Recortes millonarios y el impacto en los ATN
La decisión administrativa, firmada por Adorni y el ministro de Economía, Luis Caputo, y publicada el 11 de marzo en el Boletín Oficial, establece recortes significativos en programas que tienen un impacto directo en las finanzas subnacionales. Solo en el área de «Relaciones con las Provincias y Desarrollo Regional» del Ministerio del Interior, la contracción presupuestaria asciende a $320.711 millones.
El principal ítem afectado es la «Asistencia financiera y ATN» (Aportes del Tesoro Nacional), un fondo clave previsto en la ley de coparticipación. Históricamente, estos fondos se distribuyen entre las provincias aliadas al gobierno de turno. En el primer cuatrimestre, se repartieron $121.000 millones entre Misiones, Mendoza, Corrientes, Neuquén, Salta, San Juan, Chaco, Entre Ríos, Catamarca, Chubut, Jujuy, Santa Cruz y Santa Fe, distritos cuyos legisladores colaboraron con los intereses parlamentarios del oficialismo.
Según datos de Politikon Chaco, el ajuste afecta directamente este fondo, que se nutre del 1% de la coparticipación. Aunque el monto distribuido en el primer cuatrimestre fue 14 puntos porcentuales superior al mismo período del año anterior, el recorte actual limita drásticamente la disponibilidad de recursos, una herramienta fundamental en las negociaciones políticas que lleva adelante Santilli.
Se estima que, manteniendo el ritmo de distribución del primer cuatrimestre, con el recorte en marcha, los recursos alcanzarían solo para cuatro meses más. Para llegar a fin de año, se necesitarían $10.000 millones mensuales. La autorización de uso del Fondo de ATN está ahora restringida por la decisión administrativa, y sin una nueva medida que amplíe la partida, es probable que la Nación retenga los recursos remanentes al finalizar el año, una práctica habitual en varias administraciones.
Obras públicas y promesas en el aire
El ajuste presupuestario también impacta severamente en la obra pública provincial. Se recortaron $97.104 millones para la Dirección Nacional de Vialidad, además de montos significativos en áreas como Fortalecimiento de la Infraestructura Social, del Cuidado y Sanitaria ($5.303 millones), Apoyo para el Desarrollo de Obra Pública ($4.396 millones) e Infraestructura Hidráulica ($27.931 millones). El programa de Fortalecimiento de los Sistemas Provinciales de Salud también perdió $25.000 millones.
La caída consecutiva de la recaudación nacional durante nueve meses ha empujado a Caputo a realizar estos recortes para mantener el equilibrio fiscal, eje central del discurso presidencial. En este contexto, Santilli intentó contener a los gobernadores afectados, prometiendo que los recortes «se compensarán» con otras fuentes de recursos y asegurando gestiones ante Economía para evitar la paralización de giros.
Entre los aliados afectados se encuentran Entre Ríos, con una quita de $4.713 millones para el sistema de agua potable en Concordia; Chubut, con $4.121 millones para el Acueducto Sarmiento-Comodoro Rivadavia; y Catamarca, con recortes en la ruta nacional 38.

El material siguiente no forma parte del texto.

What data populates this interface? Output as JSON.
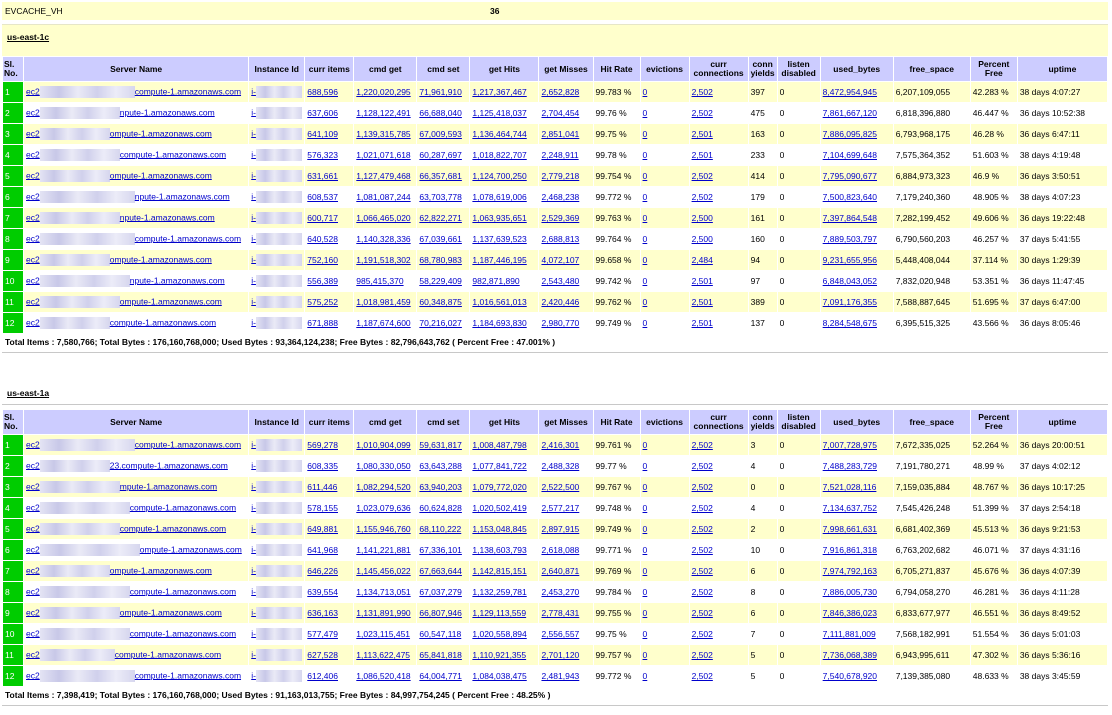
{
  "app": {
    "cache_name": "EVCACHE_VH",
    "server_count": "36"
  },
  "columns": [
    "Sl. No.",
    "Server Name",
    "Instance Id",
    "curr items",
    "cmd get",
    "cmd set",
    "get Hits",
    "get Misses",
    "Hit Rate",
    "evictions",
    "curr connections",
    "conn yields",
    "listen disabled",
    "used_bytes",
    "free_space",
    "Percent Free",
    "uptime"
  ],
  "regions": [
    {
      "name": "us-east-1c",
      "rows": [
        {
          "sl": "1",
          "prefix": "ec2",
          "suffix": "compute-1.amazonaws.com",
          "inst": "i-",
          "curr_items": "688,596",
          "cmd_get": "1,220,020,295",
          "cmd_set": "71,961,910",
          "get_hits": "1,217,367,467",
          "get_misses": "2,652,828",
          "hit_rate": "99.783 %",
          "evictions": "0",
          "curr_conn": "2,502",
          "conn_yields": "397",
          "listen_disabled": "0",
          "used_bytes": "8,472,954,945",
          "free_space": "6,207,109,055",
          "pct_free": "42.283 %",
          "uptime": "38 days 4:07:27"
        },
        {
          "sl": "2",
          "prefix": "ec2",
          "suffix": "npute-1.amazonaws.com",
          "inst": "i-",
          "curr_items": "637,606",
          "cmd_get": "1,128,122,491",
          "cmd_set": "66,688,040",
          "get_hits": "1,125,418,037",
          "get_misses": "2,704,454",
          "hit_rate": "99.76 %",
          "evictions": "0",
          "curr_conn": "2,502",
          "conn_yields": "475",
          "listen_disabled": "0",
          "used_bytes": "7,861,667,120",
          "free_space": "6,818,396,880",
          "pct_free": "46.447 %",
          "uptime": "36 days 10:52:38"
        },
        {
          "sl": "3",
          "prefix": "ec2",
          "suffix": "ompute-1.amazonaws.com",
          "inst": "i-",
          "curr_items": "641,109",
          "cmd_get": "1,139,315,785",
          "cmd_set": "67,009,593",
          "get_hits": "1,136,464,744",
          "get_misses": "2,851,041",
          "hit_rate": "99.75 %",
          "evictions": "0",
          "curr_conn": "2,501",
          "conn_yields": "163",
          "listen_disabled": "0",
          "used_bytes": "7,886,095,825",
          "free_space": "6,793,968,175",
          "pct_free": "46.28 %",
          "uptime": "36 days 6:47:11"
        },
        {
          "sl": "4",
          "prefix": "ec2",
          "suffix": "compute-1.amazonaws.com",
          "inst": "i-",
          "curr_items": "576,323",
          "cmd_get": "1,021,071,618",
          "cmd_set": "60,287,697",
          "get_hits": "1,018,822,707",
          "get_misses": "2,248,911",
          "hit_rate": "99.78 %",
          "evictions": "0",
          "curr_conn": "2,501",
          "conn_yields": "233",
          "listen_disabled": "0",
          "used_bytes": "7,104,699,648",
          "free_space": "7,575,364,352",
          "pct_free": "51.603 %",
          "uptime": "38 days 4:19:48"
        },
        {
          "sl": "5",
          "prefix": "ec2",
          "suffix": "ompute-1.amazonaws.com",
          "inst": "i-",
          "curr_items": "631,661",
          "cmd_get": "1,127,479,468",
          "cmd_set": "66,357,681",
          "get_hits": "1,124,700,250",
          "get_misses": "2,779,218",
          "hit_rate": "99.754 %",
          "evictions": "0",
          "curr_conn": "2,502",
          "conn_yields": "414",
          "listen_disabled": "0",
          "used_bytes": "7,795,090,677",
          "free_space": "6,884,973,323",
          "pct_free": "46.9 %",
          "uptime": "36 days 3:50:51"
        },
        {
          "sl": "6",
          "prefix": "ec2",
          "suffix": "npute-1.amazonaws.com",
          "inst": "i-",
          "curr_items": "608,537",
          "cmd_get": "1,081,087,244",
          "cmd_set": "63,703,778",
          "get_hits": "1,078,619,006",
          "get_misses": "2,468,238",
          "hit_rate": "99.772 %",
          "evictions": "0",
          "curr_conn": "2,502",
          "conn_yields": "179",
          "listen_disabled": "0",
          "used_bytes": "7,500,823,640",
          "free_space": "7,179,240,360",
          "pct_free": "48.905 %",
          "uptime": "38 days 4:07:23"
        },
        {
          "sl": "7",
          "prefix": "ec2",
          "suffix": "npute-1.amazonaws.com",
          "inst": "i-",
          "curr_items": "600,717",
          "cmd_get": "1,066,465,020",
          "cmd_set": "62,822,271",
          "get_hits": "1,063,935,651",
          "get_misses": "2,529,369",
          "hit_rate": "99.763 %",
          "evictions": "0",
          "curr_conn": "2,500",
          "conn_yields": "161",
          "listen_disabled": "0",
          "used_bytes": "7,397,864,548",
          "free_space": "7,282,199,452",
          "pct_free": "49.606 %",
          "uptime": "36 days 19:22:48"
        },
        {
          "sl": "8",
          "prefix": "ec2",
          "suffix": "compute-1.amazonaws.com",
          "inst": "i-",
          "curr_items": "640,528",
          "cmd_get": "1,140,328,336",
          "cmd_set": "67,039,661",
          "get_hits": "1,137,639,523",
          "get_misses": "2,688,813",
          "hit_rate": "99.764 %",
          "evictions": "0",
          "curr_conn": "2,500",
          "conn_yields": "160",
          "listen_disabled": "0",
          "used_bytes": "7,889,503,797",
          "free_space": "6,790,560,203",
          "pct_free": "46.257 %",
          "uptime": "37 days 5:41:55"
        },
        {
          "sl": "9",
          "prefix": "ec2",
          "suffix": "ompute-1.amazonaws.com",
          "inst": "i-",
          "curr_items": "752,160",
          "cmd_get": "1,191,518,302",
          "cmd_set": "68,780,983",
          "get_hits": "1,187,446,195",
          "get_misses": "4,072,107",
          "hit_rate": "99.658 %",
          "evictions": "0",
          "curr_conn": "2,484",
          "conn_yields": "94",
          "listen_disabled": "0",
          "used_bytes": "9,231,655,956",
          "free_space": "5,448,408,044",
          "pct_free": "37.114 %",
          "uptime": "30 days 1:29:39"
        },
        {
          "sl": "10",
          "prefix": "ec2",
          "suffix": "npute-1.amazonaws.com",
          "inst": "i-",
          "curr_items": "556,389",
          "cmd_get": "985,415,370",
          "cmd_set": "58,229,409",
          "get_hits": "982,871,890",
          "get_misses": "2,543,480",
          "hit_rate": "99.742 %",
          "evictions": "0",
          "curr_conn": "2,501",
          "conn_yields": "97",
          "listen_disabled": "0",
          "used_bytes": "6,848,043,052",
          "free_space": "7,832,020,948",
          "pct_free": "53.351 %",
          "uptime": "36 days 11:47:45"
        },
        {
          "sl": "11",
          "prefix": "ec2",
          "suffix": "ompute-1.amazonaws.com",
          "inst": "i-",
          "curr_items": "575,252",
          "cmd_get": "1,018,981,459",
          "cmd_set": "60,348,875",
          "get_hits": "1,016,561,013",
          "get_misses": "2,420,446",
          "hit_rate": "99.762 %",
          "evictions": "0",
          "curr_conn": "2,501",
          "conn_yields": "389",
          "listen_disabled": "0",
          "used_bytes": "7,091,176,355",
          "free_space": "7,588,887,645",
          "pct_free": "51.695 %",
          "uptime": "37 days 6:47:00"
        },
        {
          "sl": "12",
          "prefix": "ec2",
          "suffix": "compute-1.amazonaws.com",
          "inst": "i-",
          "curr_items": "671,888",
          "cmd_get": "1,187,674,600",
          "cmd_set": "70,216,027",
          "get_hits": "1,184,693,830",
          "get_misses": "2,980,770",
          "hit_rate": "99.749 %",
          "evictions": "0",
          "curr_conn": "2,501",
          "conn_yields": "137",
          "listen_disabled": "0",
          "used_bytes": "8,284,548,675",
          "free_space": "6,395,515,325",
          "pct_free": "43.566 %",
          "uptime": "36 days 8:05:46"
        }
      ],
      "total": "Total Items : 7,580,766; Total Bytes : 176,160,768,000; Used Bytes : 93,364,124,238; Free Bytes : 82,796,643,762 ( Percent Free : 47.001% )"
    },
    {
      "name": "us-east-1a",
      "rows": [
        {
          "sl": "1",
          "prefix": "ec2",
          "suffix": "compute-1.amazonaws.com",
          "inst": "i-",
          "curr_items": "569,278",
          "cmd_get": "1,010,904,099",
          "cmd_set": "59,631,817",
          "get_hits": "1,008,487,798",
          "get_misses": "2,416,301",
          "hit_rate": "99.761 %",
          "evictions": "0",
          "curr_conn": "2,502",
          "conn_yields": "3",
          "listen_disabled": "0",
          "used_bytes": "7,007,728,975",
          "free_space": "7,672,335,025",
          "pct_free": "52.264 %",
          "uptime": "36 days 20:00:51"
        },
        {
          "sl": "2",
          "prefix": "ec2",
          "suffix": "23.compute-1.amazonaws.com",
          "inst": "i-",
          "curr_items": "608,335",
          "cmd_get": "1,080,330,050",
          "cmd_set": "63,643,288",
          "get_hits": "1,077,841,722",
          "get_misses": "2,488,328",
          "hit_rate": "99.77 %",
          "evictions": "0",
          "curr_conn": "2,502",
          "conn_yields": "4",
          "listen_disabled": "0",
          "used_bytes": "7,488,283,729",
          "free_space": "7,191,780,271",
          "pct_free": "48.99 %",
          "uptime": "37 days 4:02:12"
        },
        {
          "sl": "3",
          "prefix": "ec2",
          "suffix": "mpute-1.amazonaws.com",
          "inst": "i-",
          "curr_items": "611,446",
          "cmd_get": "1,082,294,520",
          "cmd_set": "63,940,203",
          "get_hits": "1,079,772,020",
          "get_misses": "2,522,500",
          "hit_rate": "99.767 %",
          "evictions": "0",
          "curr_conn": "2,502",
          "conn_yields": "0",
          "listen_disabled": "0",
          "used_bytes": "7,521,028,116",
          "free_space": "7,159,035,884",
          "pct_free": "48.767 %",
          "uptime": "36 days 10:17:25"
        },
        {
          "sl": "4",
          "prefix": "ec2",
          "suffix": "compute-1.amazonaws.com",
          "inst": "i-",
          "curr_items": "578,155",
          "cmd_get": "1,023,079,636",
          "cmd_set": "60,624,828",
          "get_hits": "1,020,502,419",
          "get_misses": "2,577,217",
          "hit_rate": "99.748 %",
          "evictions": "0",
          "curr_conn": "2,502",
          "conn_yields": "4",
          "listen_disabled": "0",
          "used_bytes": "7,134,637,752",
          "free_space": "7,545,426,248",
          "pct_free": "51.399 %",
          "uptime": "37 days 2:54:18"
        },
        {
          "sl": "5",
          "prefix": "ec2",
          "suffix": "compute-1.amazonaws.com",
          "inst": "i-",
          "curr_items": "649,881",
          "cmd_get": "1,155,946,760",
          "cmd_set": "68,110,222",
          "get_hits": "1,153,048,845",
          "get_misses": "2,897,915",
          "hit_rate": "99.749 %",
          "evictions": "0",
          "curr_conn": "2,502",
          "conn_yields": "2",
          "listen_disabled": "0",
          "used_bytes": "7,998,661,631",
          "free_space": "6,681,402,369",
          "pct_free": "45.513 %",
          "uptime": "36 days 9:21:53"
        },
        {
          "sl": "6",
          "prefix": "ec2",
          "suffix": "ompute-1.amazonaws.com",
          "inst": "i-",
          "curr_items": "641,968",
          "cmd_get": "1,141,221,881",
          "cmd_set": "67,336,101",
          "get_hits": "1,138,603,793",
          "get_misses": "2,618,088",
          "hit_rate": "99.771 %",
          "evictions": "0",
          "curr_conn": "2,502",
          "conn_yields": "10",
          "listen_disabled": "0",
          "used_bytes": "7,916,861,318",
          "free_space": "6,763,202,682",
          "pct_free": "46.071 %",
          "uptime": "37 days 4:31:16"
        },
        {
          "sl": "7",
          "prefix": "ec2",
          "suffix": "ompute-1.amazonaws.com",
          "inst": "i-",
          "curr_items": "646,226",
          "cmd_get": "1,145,456,022",
          "cmd_set": "67,663,644",
          "get_hits": "1,142,815,151",
          "get_misses": "2,640,871",
          "hit_rate": "99.769 %",
          "evictions": "0",
          "curr_conn": "2,502",
          "conn_yields": "6",
          "listen_disabled": "0",
          "used_bytes": "7,974,792,163",
          "free_space": "6,705,271,837",
          "pct_free": "45.676 %",
          "uptime": "36 days 4:07:39"
        },
        {
          "sl": "8",
          "prefix": "ec2",
          "suffix": "compute-1.amazonaws.com",
          "inst": "i-",
          "curr_items": "639,554",
          "cmd_get": "1,134,713,051",
          "cmd_set": "67,037,279",
          "get_hits": "1,132,259,781",
          "get_misses": "2,453,270",
          "hit_rate": "99.784 %",
          "evictions": "0",
          "curr_conn": "2,502",
          "conn_yields": "8",
          "listen_disabled": "0",
          "used_bytes": "7,886,005,730",
          "free_space": "6,794,058,270",
          "pct_free": "46.281 %",
          "uptime": "36 days 4:11:28"
        },
        {
          "sl": "9",
          "prefix": "ec2",
          "suffix": "ompute-1.amazonaws.com",
          "inst": "i-",
          "curr_items": "636,163",
          "cmd_get": "1,131,891,990",
          "cmd_set": "66,807,946",
          "get_hits": "1,129,113,559",
          "get_misses": "2,778,431",
          "hit_rate": "99.755 %",
          "evictions": "0",
          "curr_conn": "2,502",
          "conn_yields": "6",
          "listen_disabled": "0",
          "used_bytes": "7,846,386,023",
          "free_space": "6,833,677,977",
          "pct_free": "46.551 %",
          "uptime": "36 days 8:49:52"
        },
        {
          "sl": "10",
          "prefix": "ec2",
          "suffix": "compute-1.amazonaws.com",
          "inst": "i-",
          "curr_items": "577,479",
          "cmd_get": "1,023,115,451",
          "cmd_set": "60,547,118",
          "get_hits": "1,020,558,894",
          "get_misses": "2,556,557",
          "hit_rate": "99.75 %",
          "evictions": "0",
          "curr_conn": "2,502",
          "conn_yields": "7",
          "listen_disabled": "0",
          "used_bytes": "7,111,881,009",
          "free_space": "7,568,182,991",
          "pct_free": "51.554 %",
          "uptime": "36 days 5:01:03"
        },
        {
          "sl": "11",
          "prefix": "ec2",
          "suffix": "compute-1.amazonaws.com",
          "inst": "i-",
          "curr_items": "627,528",
          "cmd_get": "1,113,622,475",
          "cmd_set": "65,841,818",
          "get_hits": "1,110,921,355",
          "get_misses": "2,701,120",
          "hit_rate": "99.757 %",
          "evictions": "0",
          "curr_conn": "2,502",
          "conn_yields": "5",
          "listen_disabled": "0",
          "used_bytes": "7,736,068,389",
          "free_space": "6,943,995,611",
          "pct_free": "47.302 %",
          "uptime": "36 days 5:36:16"
        },
        {
          "sl": "12",
          "prefix": "ec2",
          "suffix": "compute-1.amazonaws.com",
          "inst": "i-",
          "curr_items": "612,406",
          "cmd_get": "1,086,520,418",
          "cmd_set": "64,004,771",
          "get_hits": "1,084,038,475",
          "get_misses": "2,481,943",
          "hit_rate": "99.772 %",
          "evictions": "0",
          "curr_conn": "2,502",
          "conn_yields": "5",
          "listen_disabled": "0",
          "used_bytes": "7,540,678,920",
          "free_space": "7,139,385,080",
          "pct_free": "48.633 %",
          "uptime": "38 days 3:45:59"
        }
      ],
      "total": "Total Items : 7,398,419; Total Bytes : 176,160,768,000; Used Bytes : 91,163,013,755; Free Bytes : 84,997,754,245 ( Percent Free : 48.25% )"
    }
  ]
}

“Apoyar la interpelación de Adorni era ir directo contra Milei. La crisis la tienen y no tiene sentido darles letra para que nos culpen a nosotros. Que se sigan tirando entre ellos”
Así reflexionó un gobernador norteño ante LA NACION, quien mantiene un diálogo fluido con Santilli y persiste en sus reclamos por infraestructura. Ante la situación, al menos cuatro mandatarios consultados han consensuado en esperar unas semanas para evaluar la evolución de la situación económica y su impacto en la recaudación antes de emitir críticas más contundentes. Algunos incluso sugieren que esta espera podría extenderse hasta después del Mundial, previendo que ese período funcione como un «recreo» en la atención ciudadana.